50 million people in Modern Slavery, says The UN

50 million people in Modern Slavery

A study by the UN shows that around 50 million people are still trapped in modern slavery.  

A new UN analysis shows that the number of forced labor or forced marriage victims has substantially increased in recent years, totaling 49.6 million in 2021. This equates to approximately one out of every 150 individuals worldwide being subjected to modern enslavement. 

"It is shocking that the situation of modern slavery is not improving. Nothing can justify the persistence of this fundamental abuse of human rights" — ILO Director-General, Guy Ryder.     

Despite the UN's efforts and deadlines to end all forms of modern slavery, the number has increased by 10 million between 2016 and 2021 with women and children being the most susceptible groups.  

An Insight into Modern Slavery  

Modern slavery transcends racial, cultural, and religious boundaries, impacting nearly all nations around the world both in terms of social and economic sense. In upper-middle or high-income nations, forced labor accounts for more than half of all cases, while forced marriages account for 25% of all cases. 

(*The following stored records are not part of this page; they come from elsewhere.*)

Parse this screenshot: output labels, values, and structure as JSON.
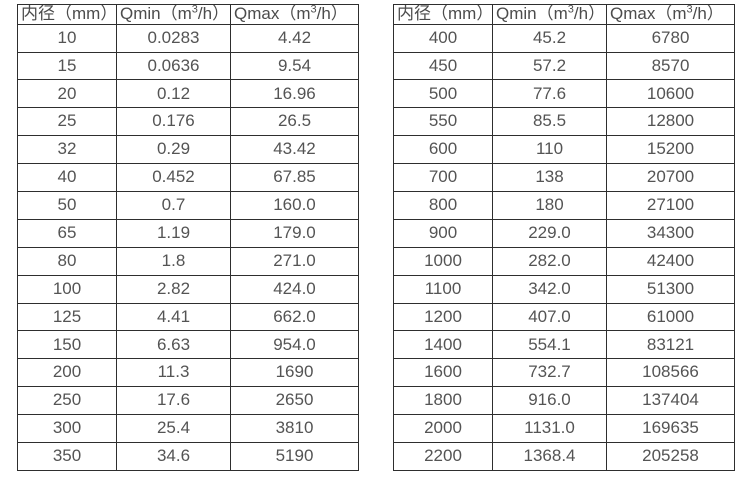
{
  "page": {
    "description_colors": {
      "background": "#ffffff",
      "border": "#2e2e2e",
      "text": "#545454"
    }
  },
  "tables": [
    {
      "id": "flow-range-table-small-diameters",
      "columns": [
        {
          "pre": "内径（mm）",
          "sup": "",
          "post": ""
        },
        {
          "pre": "Qmin（m",
          "sup": "3",
          "post": "/h）"
        },
        {
          "pre": "Qmax（m",
          "sup": "3",
          "post": "/h）"
        }
      ],
      "rows": [
        [
          "10",
          "0.0283",
          "4.42"
        ],
        [
          "15",
          "0.0636",
          "9.54"
        ],
        [
          "20",
          "0.12",
          "16.96"
        ],
        [
          "25",
          "0.176",
          "26.5"
        ],
        [
          "32",
          "0.29",
          "43.42"
        ],
        [
          "40",
          "0.452",
          "67.85"
        ],
        [
          "50",
          "0.7",
          "160.0"
        ],
        [
          "65",
          "1.19",
          "179.0"
        ],
        [
          "80",
          "1.8",
          "271.0"
        ],
        [
          "100",
          "2.82",
          "424.0"
        ],
        [
          "125",
          "4.41",
          "662.0"
        ],
        [
          "150",
          "6.63",
          "954.0"
        ],
        [
          "200",
          "11.3",
          "1690"
        ],
        [
          "250",
          "17.6",
          "2650"
        ],
        [
          "300",
          "25.4",
          "3810"
        ],
        [
          "350",
          "34.6",
          "5190"
        ]
      ]
    },
    {
      "id": "flow-range-table-large-diameters",
      "columns": [
        {
          "pre": "内径（mm）",
          "sup": "",
          "post": ""
        },
        {
          "pre": "Qmin（m",
          "sup": "3",
          "post": "/h）"
        },
        {
          "pre": "Qmax（m",
          "sup": "3",
          "post": "/h）"
        }
      ],
      "rows": [
        [
          "400",
          "45.2",
          "6780"
        ],
        [
          "450",
          "57.2",
          "8570"
        ],
        [
          "500",
          "77.6",
          "10600"
        ],
        [
          "550",
          "85.5",
          "12800"
        ],
        [
          "600",
          "110",
          "15200"
        ],
        [
          "700",
          "138",
          "20700"
        ],
        [
          "800",
          "180",
          "27100"
        ],
        [
          "900",
          "229.0",
          "34300"
        ],
        [
          "1000",
          "282.0",
          "42400"
        ],
        [
          "1100",
          "342.0",
          "51300"
        ],
        [
          "1200",
          "407.0",
          "61000"
        ],
        [
          "1400",
          "554.1",
          "83121"
        ],
        [
          "1600",
          "732.7",
          "108566"
        ],
        [
          "1800",
          "916.0",
          "137404"
        ],
        [
          "2000",
          "1131.0",
          "169635"
        ],
        [
          "2200",
          "1368.4",
          "205258"
        ]
      ]
    }
  ]
}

modern slavery terminology

Image source: ILO

Forced Labor:  

Forced labor constitutes a significant bulk of all the many forms of modern enslavement. The current estimate stands at around 28 million forced laborers, and the private sector is largely responsible for that. According to ILO data—  

  • 17.3 million of the 27.6 million people tied to forced labor are victimized in the private sector.  
  • 6.3 million are victims of forced commercial sexual exploitation, of which nearly four out of every five victims are women. 
  • 3.9 million people are subjected to state-mandated forced labor.  
  • Children make up 12% of all forced laborers, with over 50% of them engaged in commercial sexual exploitation. 

The data also highlights how immigrants are over three times more susceptible to forced labor and human trafficking—owing to unethical and discriminatory hiring procedures.  

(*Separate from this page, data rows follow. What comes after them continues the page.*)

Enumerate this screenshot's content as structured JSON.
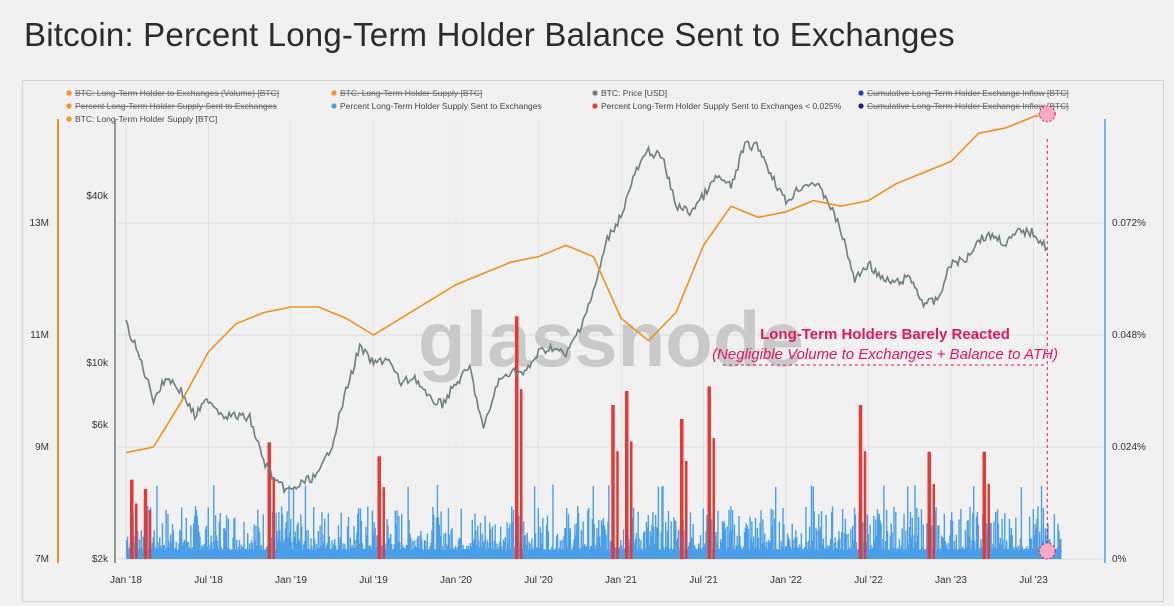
{
  "page": {
    "title": "Bitcoin: Percent Long-Term Holder Balance Sent to Exchanges"
  },
  "legend": [
    {
      "label": "BTC: Long-Term Holder to Exchanges (Volume) [BTC]",
      "color": "#f7931a",
      "hidden": true
    },
    {
      "label": "BTC: Long-Term Holder Supply [BTC]",
      "color": "#f7931a",
      "hidden": true
    },
    {
      "label": "BTC: Price [USD]",
      "color": "#6e7f80",
      "hidden": false
    },
    {
      "label": "Cumulative Long-Term Holder Exchange Inflow [BTC]",
      "color": "#1f3fd6",
      "hidden": true
    },
    {
      "label": "Percent Long-Term Holder Supply Sent to Exchanges",
      "color": "#f7931a",
      "hidden": true
    },
    {
      "label": "Percent Long-Term Holder Supply Sent to Exchanges",
      "color": "#4a9fe8",
      "hidden": false
    },
    {
      "label": "Percent Long-Term Holder Supply Sent to Exchanges < 0.025%",
      "color": "#e53935",
      "hidden": false
    },
    {
      "label": "Cumulative Long-Term Holder Exchange Inflow [BTC]",
      "color": "#1a237e",
      "hidden": true
    },
    {
      "label": "BTC: Long-Term Holder Supply [BTC]",
      "color": "#f7931a",
      "hidden": false
    }
  ],
  "watermark": "glassnode",
  "annotation": {
    "title": "Long-Term Holders Barely Reacted",
    "subtitle": "(Negligible Volume to Exchanges + Balance to ATH)"
  },
  "colors": {
    "price": "#6e7f80",
    "supply": "#f0901c",
    "percent": "#4a9fe8",
    "percent_low": "#e53935",
    "accent": "#e0185c"
  },
  "chart_data": {
    "type": "line",
    "x_ticks": [
      "Jan '18",
      "Jul '18",
      "Jan '19",
      "Jul '19",
      "Jan '20",
      "Jul '20",
      "Jan '21",
      "Jul '21",
      "Jan '22",
      "Jul '22",
      "Jan '23",
      "Jul '23"
    ],
    "y_left_supply_ticks": [
      "13M",
      "11M",
      "9M",
      "7M"
    ],
    "y_left_price_ticks": [
      "$40k",
      "$10k",
      "$6k",
      "$2k"
    ],
    "y_right_ticks": [
      "0.072%",
      "0.048%",
      "0.024%",
      "0%"
    ],
    "price_scale": "log",
    "series": [
      {
        "name": "BTC: Price [USD]",
        "x": [
          "2018-01",
          "2018-02",
          "2018-03",
          "2018-04",
          "2018-05",
          "2018-06",
          "2018-07",
          "2018-08",
          "2018-09",
          "2018-10",
          "2018-11",
          "2018-12",
          "2019-01",
          "2019-02",
          "2019-03",
          "2019-04",
          "2019-05",
          "2019-06",
          "2019-07",
          "2019-08",
          "2019-09",
          "2019-10",
          "2019-11",
          "2019-12",
          "2020-01",
          "2020-02",
          "2020-03",
          "2020-04",
          "2020-05",
          "2020-06",
          "2020-07",
          "2020-08",
          "2020-09",
          "2020-10",
          "2020-11",
          "2020-12",
          "2021-01",
          "2021-02",
          "2021-03",
          "2021-04",
          "2021-05",
          "2021-06",
          "2021-07",
          "2021-08",
          "2021-09",
          "2021-10",
          "2021-11",
          "2021-12",
          "2022-01",
          "2022-02",
          "2022-03",
          "2022-04",
          "2022-05",
          "2022-06",
          "2022-07",
          "2022-08",
          "2022-09",
          "2022-10",
          "2022-11",
          "2022-12",
          "2023-01",
          "2023-02",
          "2023-03",
          "2023-04",
          "2023-05",
          "2023-06",
          "2023-07",
          "2023-08"
        ],
        "values": [
          14000,
          10500,
          7500,
          9000,
          8000,
          6500,
          7500,
          6600,
          6500,
          6400,
          4500,
          3700,
          3500,
          3800,
          4000,
          5200,
          8000,
          11500,
          10000,
          10500,
          8500,
          9000,
          7500,
          7200,
          8500,
          9700,
          5800,
          8500,
          9500,
          9200,
          11000,
          11500,
          10700,
          13500,
          18000,
          28000,
          34000,
          48000,
          58000,
          55000,
          37000,
          35000,
          40000,
          47000,
          43000,
          61000,
          60000,
          47000,
          38000,
          43000,
          45000,
          39000,
          30000,
          20000,
          23000,
          20000,
          19500,
          20500,
          16500,
          16800,
          23000,
          23500,
          28000,
          29000,
          27000,
          30000,
          29500,
          26000
        ]
      },
      {
        "name": "BTC: Long-Term Holder Supply [BTC]",
        "x": [
          "2018-01",
          "2018-03",
          "2018-05",
          "2018-07",
          "2018-09",
          "2018-11",
          "2019-01",
          "2019-03",
          "2019-05",
          "2019-07",
          "2019-09",
          "2019-11",
          "2020-01",
          "2020-03",
          "2020-05",
          "2020-07",
          "2020-09",
          "2020-11",
          "2021-01",
          "2021-03",
          "2021-05",
          "2021-07",
          "2021-09",
          "2021-11",
          "2022-01",
          "2022-03",
          "2022-05",
          "2022-07",
          "2022-09",
          "2022-11",
          "2023-01",
          "2023-03",
          "2023-05",
          "2023-07",
          "2023-08"
        ],
        "values": [
          8.9,
          9.0,
          9.8,
          10.7,
          11.2,
          11.4,
          11.5,
          11.5,
          11.3,
          11.0,
          11.3,
          11.6,
          11.9,
          12.1,
          12.3,
          12.4,
          12.6,
          12.4,
          11.3,
          10.9,
          11.4,
          12.6,
          13.3,
          13.1,
          13.2,
          13.4,
          13.3,
          13.4,
          13.7,
          13.9,
          14.1,
          14.6,
          14.7,
          14.9,
          14.95
        ]
      },
      {
        "name": "Percent Long-Term Holder Supply Sent to Exchanges",
        "typical_range": [
          0.002,
          0.012
        ],
        "spikes": [
          {
            "date": "2018-01",
            "value": 0.017
          },
          {
            "date": "2018-02",
            "value": 0.015
          },
          {
            "date": "2018-11",
            "value": 0.025
          },
          {
            "date": "2019-07",
            "value": 0.022
          },
          {
            "date": "2020-05",
            "value": 0.052
          },
          {
            "date": "2020-12",
            "value": 0.033
          },
          {
            "date": "2021-01",
            "value": 0.036
          },
          {
            "date": "2021-05",
            "value": 0.03
          },
          {
            "date": "2021-07",
            "value": 0.037
          },
          {
            "date": "2022-06",
            "value": 0.033
          },
          {
            "date": "2022-11",
            "value": 0.023
          },
          {
            "date": "2023-03",
            "value": 0.023
          }
        ]
      }
    ]
  }
}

So, what exactly does all of this mean?  

The findings are reflective of businesses all over the world operating without providing their employees with the basic necessities, wages, or safety. It gives us a conclusive image of the modern world economy and the presence of slavery across many supply chains to varying degrees. According to ILO officials, the government alone is not enough to rid this inhumane conduct. It would require the effort of everyone— civil societies, employers' groups, labor unions, and global citizens. The solution is possible, but we must all undertake our responsibilities to make that happen. 

Forced Marriage:  

The global estimate for forced marriage victims in 2021 was 22 million, showing a rise of 6.6 million from 2016. The actual count, however, is supposed to be higher, given the number is not inclusive of child marriages (16 years and younger). The study found: 

  • More than 85% of forced marriages were brought about by familial pressure. 
  • In terms of area size, the highest rate is in Asia and the Pacific, with two-thirds or 65% of forced marriages.  
  • In terms of population-area ratio, the frequency is highest in the Arab States, with 4.8 people out of every 1,000 pushed into forced unions.  

Meanwhile, the study has also linked the Covid-19 pandemic and climate change to increase the likelihood of modern slavery. The Covid-19 outbreak and ensuing economic and labor market shock have affected the means of subsistence of millions around the world. The hardest-hit workers are those in the unorganized sector, making them more vulnerable to exploitation. According to ILO, the pandemic's impact on the world's workforce was the largest global catastrophe after the World War II crisis.  

"Modern slavery is the antithesis of sustainable development. Yet, in 2022, it continues to underpin our global economy. It is a man-made problem, connected to both historical slavery and persisting structural inequality. In a time of compounding crises, genuine political will is the key to ending these human rights abuses"— Grace Forrest, Founding Director of Walk Free.  

A global intervention is necessary to make a difference in the fight against modern slavery. Governments, corporations, and consumers must all join hands to bring about systemic change.  

The study Global Estimates of Modern Slavery Forced Labour and Forced Marriage was carried out by the International Labor Organization in collaboration with the International Organization for Migration and the Walk Free Foundation.